Figure 13 Salicylic acid synthesis plasmid map
As shown in Figures 14A and 14B, this study established a salicylic acid standard curve using the ELISA method. Figure 14A illustrates the direct relationship between salicylic acid concentration and A450 absorbance, while Figure 14B displays the linear relationship between the logarithm (Log10) of salicylic acid concentration and A450 absorbance, verifying the reliability of the quantitative detection.
Regarding salicylic acid production, the time-course curve (Figure 14C) demonstrates that after induction with 0.5 mM IPTG, the engineered strain exhibited a time-dependent accumulation of salicylic acid over 24 hours. Specifically, the yield increased continuously from 5.61 ± 1.55 mg/L at 4 hours to 84.02 ± 4.66 mg/L at 24 hours.
The between-group comparison conducted after 24 hours of induction (Figure 14D) further revealed that the salicylic acid yield of the engineered strain group (BL21-ICS-IPL) exceeded 80 mg/L, while the yield from the blank control group (BL21 empty strain) was nearly negligible. The difference between the two groups was highly significant (P < 0.0001), conclusively demonstrating that the constructed engineered strain possesses the capability for efficient salicylic acid synthesis.
Figure 14 Salicylic acid production test.
(A) Salicylic acid ELISA standard curve (A450). (B) Log10 values of salicylic acid concentration and A450 absorbance from ELISA analysis. (C) Salicylic acid production over time. (D) Salicylic acid content after 24h induction in different engineered strains.
The experiment successfully constructed the engineered strain BL21-ICS-IPL capable of efficiently synthesizing salicylic acid.

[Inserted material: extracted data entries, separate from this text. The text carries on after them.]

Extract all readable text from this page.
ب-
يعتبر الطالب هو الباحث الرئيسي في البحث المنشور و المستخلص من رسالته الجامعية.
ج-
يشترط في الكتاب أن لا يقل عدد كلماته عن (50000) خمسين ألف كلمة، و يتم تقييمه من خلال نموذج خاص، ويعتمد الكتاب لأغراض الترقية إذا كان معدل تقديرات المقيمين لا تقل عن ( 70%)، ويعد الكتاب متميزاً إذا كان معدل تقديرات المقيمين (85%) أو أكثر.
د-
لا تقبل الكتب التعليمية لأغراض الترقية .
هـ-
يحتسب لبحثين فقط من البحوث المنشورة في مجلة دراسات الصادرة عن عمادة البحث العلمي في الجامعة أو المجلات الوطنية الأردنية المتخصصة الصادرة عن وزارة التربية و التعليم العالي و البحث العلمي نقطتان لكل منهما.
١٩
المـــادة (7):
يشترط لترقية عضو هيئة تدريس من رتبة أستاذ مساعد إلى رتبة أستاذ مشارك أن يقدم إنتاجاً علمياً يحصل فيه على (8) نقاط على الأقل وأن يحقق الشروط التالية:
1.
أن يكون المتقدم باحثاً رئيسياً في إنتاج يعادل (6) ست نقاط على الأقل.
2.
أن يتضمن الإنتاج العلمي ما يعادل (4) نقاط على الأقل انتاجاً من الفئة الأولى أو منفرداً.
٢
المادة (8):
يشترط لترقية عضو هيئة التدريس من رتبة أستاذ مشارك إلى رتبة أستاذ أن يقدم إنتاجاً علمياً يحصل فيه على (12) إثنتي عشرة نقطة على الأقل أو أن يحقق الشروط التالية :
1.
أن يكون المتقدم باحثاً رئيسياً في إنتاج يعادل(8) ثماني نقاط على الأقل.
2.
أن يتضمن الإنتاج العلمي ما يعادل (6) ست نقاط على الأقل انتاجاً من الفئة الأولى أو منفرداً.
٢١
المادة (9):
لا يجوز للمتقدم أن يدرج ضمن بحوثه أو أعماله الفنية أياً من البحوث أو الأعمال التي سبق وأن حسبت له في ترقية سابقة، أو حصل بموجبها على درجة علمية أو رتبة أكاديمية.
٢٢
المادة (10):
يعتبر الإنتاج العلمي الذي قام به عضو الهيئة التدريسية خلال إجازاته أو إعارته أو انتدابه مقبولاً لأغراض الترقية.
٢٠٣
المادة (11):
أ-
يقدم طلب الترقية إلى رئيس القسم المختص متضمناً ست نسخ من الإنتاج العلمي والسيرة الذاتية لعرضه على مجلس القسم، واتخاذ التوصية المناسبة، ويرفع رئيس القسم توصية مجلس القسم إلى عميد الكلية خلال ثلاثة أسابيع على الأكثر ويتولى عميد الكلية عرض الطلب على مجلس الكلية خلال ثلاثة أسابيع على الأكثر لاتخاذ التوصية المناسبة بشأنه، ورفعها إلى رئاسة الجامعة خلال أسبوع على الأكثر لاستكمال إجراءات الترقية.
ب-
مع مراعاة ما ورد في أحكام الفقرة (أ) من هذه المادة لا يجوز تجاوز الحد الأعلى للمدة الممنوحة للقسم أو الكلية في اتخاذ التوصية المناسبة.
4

The combination of heterologously expressed ICS and IPL genes endowed the engineered bacteria with a strong salicylic acid synthesis capacity, and the yield was significantly higher than that of the original strain. This proves the effectiveness of this genetic design strategy and provides an efficient biosynthesis platform for the subsequent development of salicylic acid-based plant immune activators.

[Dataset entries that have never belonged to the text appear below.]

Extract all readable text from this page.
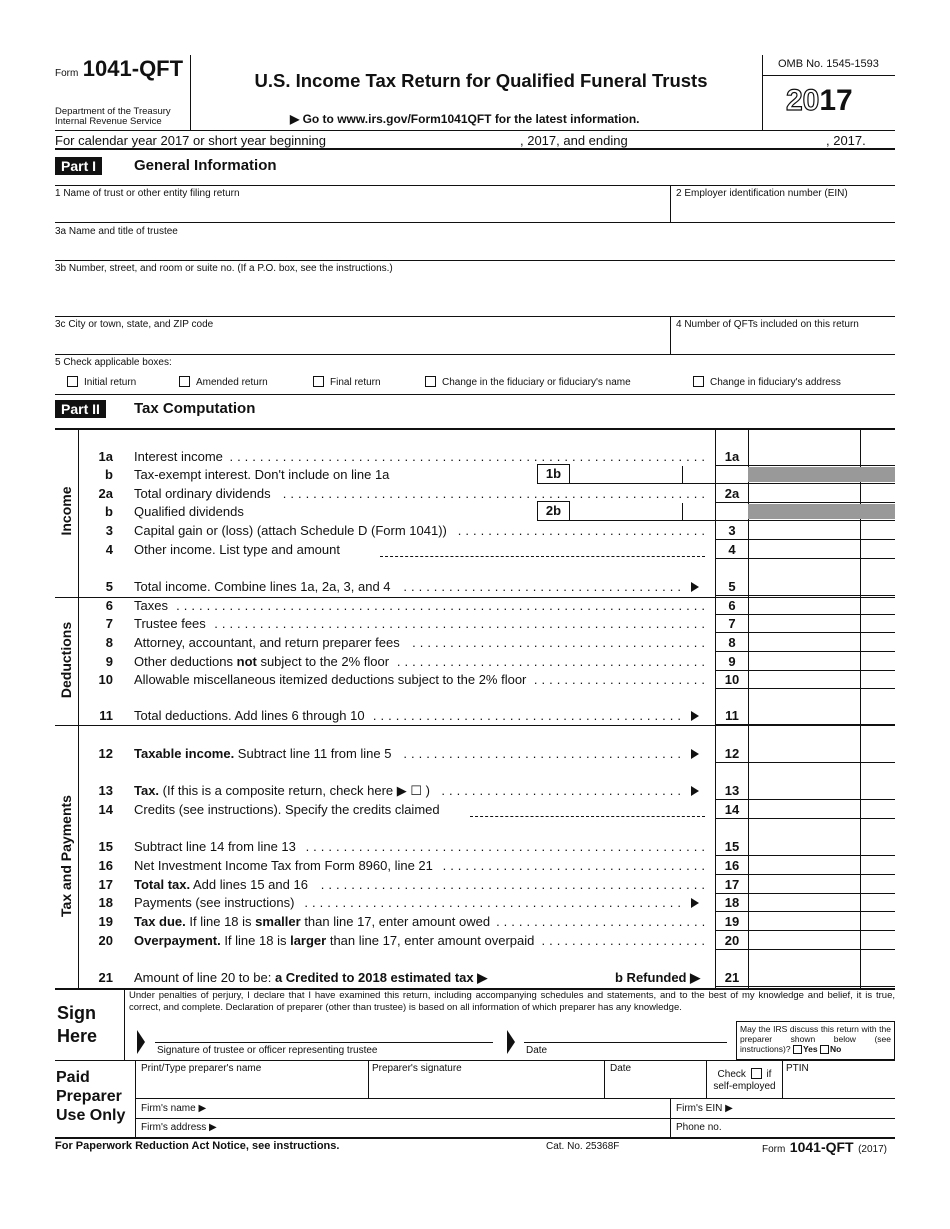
Form 1041-QFT
Department of the Treasury
Internal Revenue Service
U.S. Income Tax Return for Qualified Funeral Trusts
▶ Go to www.irs.gov/Form1041QFT for the latest information.
OMB No. 1545-1593
2017
For calendar year 2017 or short year beginning	, 2017, and ending	, 2017.
Part I	General Information
1 Name of trust or other entity filing return	2 Employer identification number (EIN)
3a Name and title of trustee
3b Number, street, and room or suite no. (If a P.O. box, see the instructions.)
3c City or town, state, and ZIP code	4 Number of QFTs included on this return
5 Check applicable boxes:
Initial return	Amended return	Final return	Change in the fiduciary or fiduciary's name	Change in fiduciary's address
Part II	Tax Computation
Income
Deductions
Tax and Payments
1a Interest income ...............................................................	1a
b Tax-exempt interest. Don't include on line 1a	1b
2a Total ordinary dividends ........................................................	2a
b Qualified dividends	2b
3 Capital gain or (loss) (attach Schedule D (Form 1041)) .................................	3
4 Other income. List type and amount	4
5 Total income. Combine lines 1a, 2a, 3, and 4 .....................................	5
6 Taxes ......................................................................	6
7 Trustee fees .................................................................	7
8 Attorney, accountant, and return preparer fees .......................................	8
9 Other deductions not subject to the 2% floor .........................................	9
10 Allowable miscellaneous itemized deductions subject to the 2% floor .......................	10
11 Total deductions. Add lines 6 through 10 .........................................	11
12 Taxable income. Subtract line 11 from line 5 .....................................	12
13 Tax. (If this is a composite return, check here ▶ ☐ ) ................................	13
14 Credits (see instructions). Specify the credits claimed	14
15 Subtract line 14 from line 13 .....................................................	15
16 Net Investment Income Tax from Form 8960, line 21 ...................................	16
17 Total tax. Add lines 15 and 16 ...................................................	17
18 Payments (see instructions) ..................................................	18
19 Tax due. If line 18 is smaller than line 17, enter amount owed ............................	19
20 Overpayment. If line 18 is larger than line 17, enter amount overpaid ......................	20
21 Amount of line 20 to be: a Credited to 2018 estimated tax ▶	b Refunded ▶	21
Sign
Here
Under penalties of perjury, I declare that I have examined this return, including accompanying schedules and statements, and to the best of my knowledge and belief, it is true, correct, and complete. Declaration of preparer (other than trustee) is based on all information of which preparer has any knowledge.
Signature of trustee or officer representing trustee	Date
May the IRS discuss this return with the preparer shown below (see instructions)? Yes No
Paid
Preparer
Use Only
Print/Type preparer's name	Preparer's signature	Date
Check if
self-employed
PTIN
Firm's name ▶	Firm's EIN ▶
Firm's address ▶	Phone no.
For Paperwork Reduction Act Notice, see instructions.	Cat. No. 25368F	Form 1041-QFT (2017)
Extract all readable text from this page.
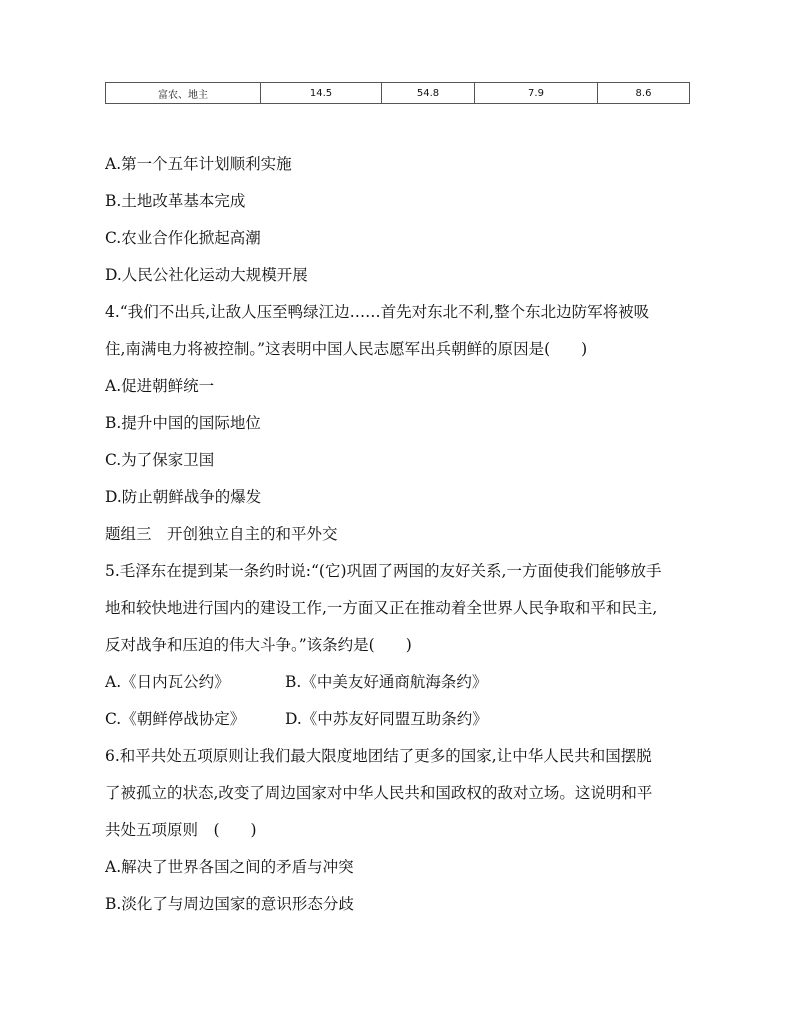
富农、地主	14.5	54.8	7.9	8.6
A.第一个五年计划顺利实施
B.土地改革基本完成
C.农业合作化掀起高潮
D.人民公社化运动大规模开展
4.“我们不出兵,让敌人压至鸭绿江边……首先对东北不利,整个东北边防军将被吸
住,南满电力将被控制。”这表明中国人民志愿军出兵朝鲜的原因是(　　)
A.促进朝鲜统一
B.提升中国的国际地位
C.为了保家卫国
D.防止朝鲜战争的爆发
题组三　开创独立自主的和平外交
5.毛泽东在提到某一条约时说:“(它)巩固了两国的友好关系,一方面使我们能够放手
地和较快地进行国内的建设工作,一方面又正在推动着全世界人民争取和平和民主,
反对战争和压迫的伟大斗争。”该条约是(　　)
A.《日内瓦公约》	B.《中美友好通商航海条约》
C.《朝鲜停战协定》	D.《中苏友好同盟互助条约》
6.和平共处五项原则让我们最大限度地团结了更多的国家,让中华人民共和国摆脱
了被孤立的状态,改变了周边国家对中华人民共和国政权的敌对立场。这说明和平
共处五项原则　(　　)
A.解决了世界各国之间的矛盾与冲突
B.淡化了与周边国家的意识形态分歧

The experimental results of this project systematically validate the feasibility of a synthetic biology-based strategy for the detection and control of bacterial wilt. Through the constructed AHL biosensor, we have not only achieved nM-level high-sensitivity detection of the characteristic signal molecules of Ralstonia solanacearum but also successfully transformed the detection signal into a visible blue colorimetric reaction, establishing a 6-8 hour optimal detection window. Crucially, all experimental data were validated within the natural secretion range of AHL by R. solanacearum, which fully demonstrates that the system possesses the sensitivity foundation for field application.

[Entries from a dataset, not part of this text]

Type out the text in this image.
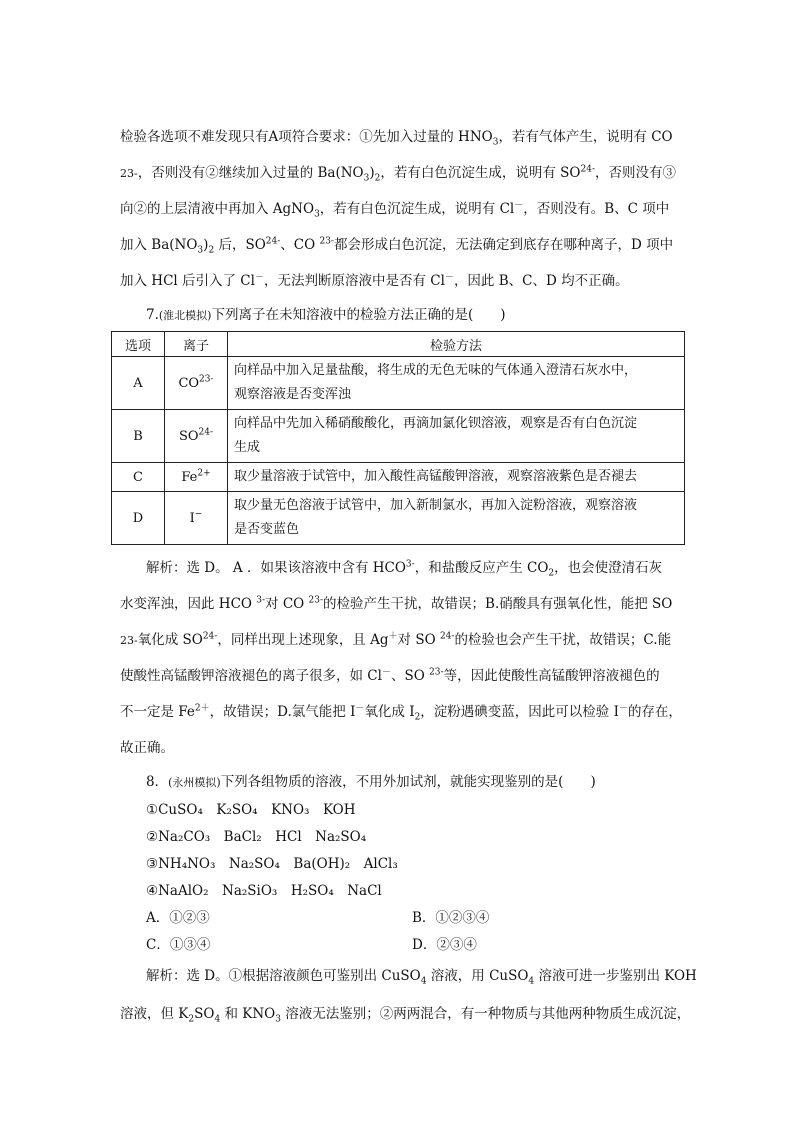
检验各选项不难发现只有A项符合要求：①先加入过量的 $HNO_3$，若有气体产生，说明有 CO
23-，否则没有②继续加入过量的 $Ba(NO_3)_2$，若有白色沉淀生成，说明有 $SO^{24-}$，否则没有③
向②的上层清液中再加入 AgNO$_3$，若有白色沉淀生成，说明有 Cl－，否则没有。B、C 项中
加入 $Ba(NO_3)_2$ 后，$SO^{24-}$、CO $^{23-}$都会形成白色沉淀，无法确定到底存在哪种离子，D 项中
加入 HCl 后引入了 Cl－，无法判断原溶液中是否有 Cl－，因此 B、C、D 均不正确。
7.(淮北模拟)下列离子在未知溶液中的检验方法正确的是(　　)
选项	离子	检验方法
A	$CO^{23-}$	向样品中加入足量盐酸，将生成的无色无味的气体通入澄清石灰水中，
观察溶液是否变浑浊

B	$SO^{24-}$	向样品中先加入稀硝酸酸化，再滴加氯化钡溶液，观察是否有白色沉淀
生成

C	$Fe^{2+}$	取少量溶液于试管中，加入酸性高锰酸钾溶液，观察溶液紫色是否褪去

D	I−	取少量无色溶液于试管中，加入新制氯水，再加入淀粉溶液，观察溶液
是否变蓝色
解析：选 D。 A ．如果该溶液中含有 $HCO^{3-}$，和盐酸反应产生 $CO_2$，也会使澄清石灰
水变浑浊，因此 HCO $^{3-}$对 CO $^{23-}$的检验产生干扰，故错误；B.硝酸具有强氧化性，能把 SO
23-氧化成 $SO^{24-}$，同样出现上述现象，且 Ag＋对 SO $^{24-}$的检验也会产生干扰，故错误；C.能
使酸性高锰酸钾溶液褪色的离子很多，如 Cl－、SO $^{23-}$等，因此使酸性高锰酸钾溶液褪色的
不一定是 $Fe^{2+}$，故错误；D.氯气能把 I－氧化成 $I_2$，淀粉遇碘变蓝，因此可以检验 I－的存在，
故正确。
8．(永州模拟)下列各组物质的溶液，不用外加试剂，就能实现鉴别的是(　　)
①CuSO₄　K₂SO₄　KNO₃　KOH
②Na₂CO₃　BaCl₂　HCl　Na₂SO₄
③NH₄NO₃　Na₂SO₄　Ba(OH)₂　AlCl₃
④NaAlO₂　Na₂SiO₃　H₂SO₄　NaCl
A．①②③	B．①②③④
C．①③④	D．②③④
解析：选 D。①根据溶液颜色可鉴别出 CuSO$_4$ 溶液，用 CuSO$_4$ 溶液可进一步鉴别出 KOH
溶液，但 $K_2SO_4$ 和 $KNO_3$ 溶液无法鉴别；②两两混合，有一种物质与其他两种物质生成沉淀，
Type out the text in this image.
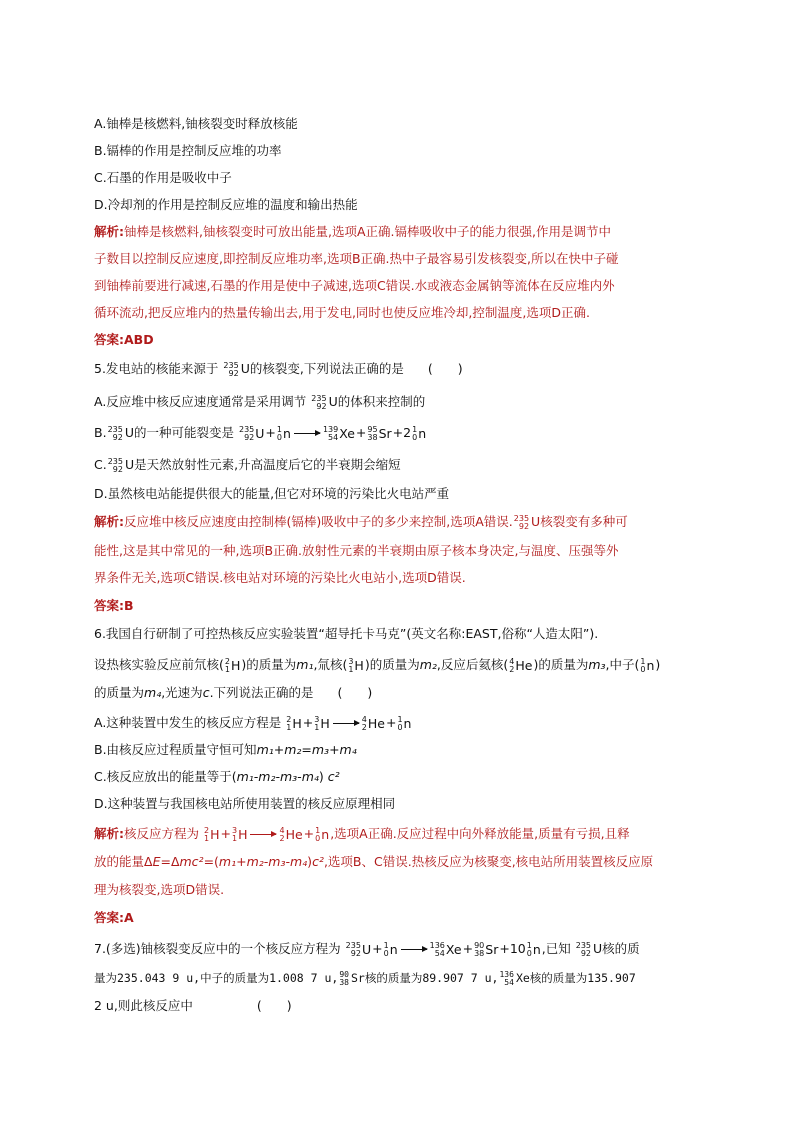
A.铀棒是核燃料,铀核裂变时释放核能
B.镉棒的作用是控制反应堆的功率
C.石墨的作用是吸收中子
D.冷却剂的作用是控制反应堆的温度和输出热能
解析:铀棒是核燃料,铀核裂变时可放出能量,选项A正确.镉棒吸收中子的能力很强,作用是调节中
子数目以控制反应速度,即控制反应堆功率,选项B正确.热中子最容易引发核裂变,所以在快中子碰
到铀棒前要进行减速,石墨的作用是使中子减速,选项C错误.水或液态金属钠等流体在反应堆内外
循环流动,把反应堆内的热量传输出去,用于发电,同时也使反应堆冷却,控制温度,选项D正确.
答案:ABD
5.发电站的核能来源于 235
92 U的核裂变,下列说法正确的是 (　　)
A.反应堆中核反应速度通常是采用调节 235
92 U的体积来控制的
B. 235
92 U的一种可能裂变是 235
92 U + 1
0 n → 139
54 Xe + 95
38 Sr +2 1
0 n
C. 235
92 U是天然放射性元素,升高温度后它的半衰期会缩短
D.虽然核电站能提供很大的能量,但它对环境的污染比火电站严重
解析:反应堆中核反应速度由控制棒(镉棒)吸收中子的多少来控制,选项A错误. 235
92 U核裂变有多种可
能性,这是其中常见的一种,选项B正确.放射性元素的半衰期由原子核本身决定,与温度、压强等外
界条件无关,选项C错误.核电站对环境的污染比火电站小,选项D错误.
答案:B
6.我国自行研制了可控热核反应实验装置“超导托卡马克”(英文名称:EAST,俗称“人造太阳”).
设热核实验反应前氘核( 2
1 H )的质量为m₁,氚核( 3
1 H )的质量为m₂,反应后氦核( 4
2 He )的质量为m₃,中子( 1
0 n )
的质量为m₄,光速为c.下列说法正确的是 (　　)
A.这种装置中发生的核反应方程是 2
1 H + 3
1 H → 4
2 He + 1
0 n
B.由核反应过程质量守恒可知m₁+m₂=m₃+m₄
C.核反应放出的能量等于(m₁-m₂-m₃-m₄) c²
D.这种装置与我国核电站所使用装置的核反应原理相同
解析:核反应方程为 2
1 H + 3
1 H	4
2 He + 1
0 n ,选项A正确.反应过程中向外释放能量,质量有亏损,且释
放的能量ΔE=Δmc²=(m₁+m₂-m₃-m₄)c²,选项B、C错误.热核反应为核聚变,核电站所用装置核反应原
理为核裂变,选项D错误.
答案:A
7.(多选)铀核裂变反应中的一个核反应方程为 235
92 U + 1
0 n → 136
54 Xe + 90
38 Sr +10 1
0 n ,已知 235
92 U核的质
量为235.043 9 u,中子的质量为1.008 7 u, 90
38 Sr核的质量为89.907 7 u, 136
54 Xe核的质量为135.907
2 u,则此核反应中	(　　)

Particularly noteworthy is that our modular design enabled the transition from laboratory instrument-based detection to field visual interpretation. Research confirmed that replacing the fluorescent reporter system with the indigoidine synthesis pathway not only maintained detection sensitivity but also significantly enhanced the practicality and promotion potential of the technology. This design approach effectively addresses the key limitations of traditional molecular detection technologies, namely their strong dependence on equipment and operational complexity.
We believe that this technology not only represents a novel approach to disease detection but also heralds the future direction of precision agriculture and green plant protection.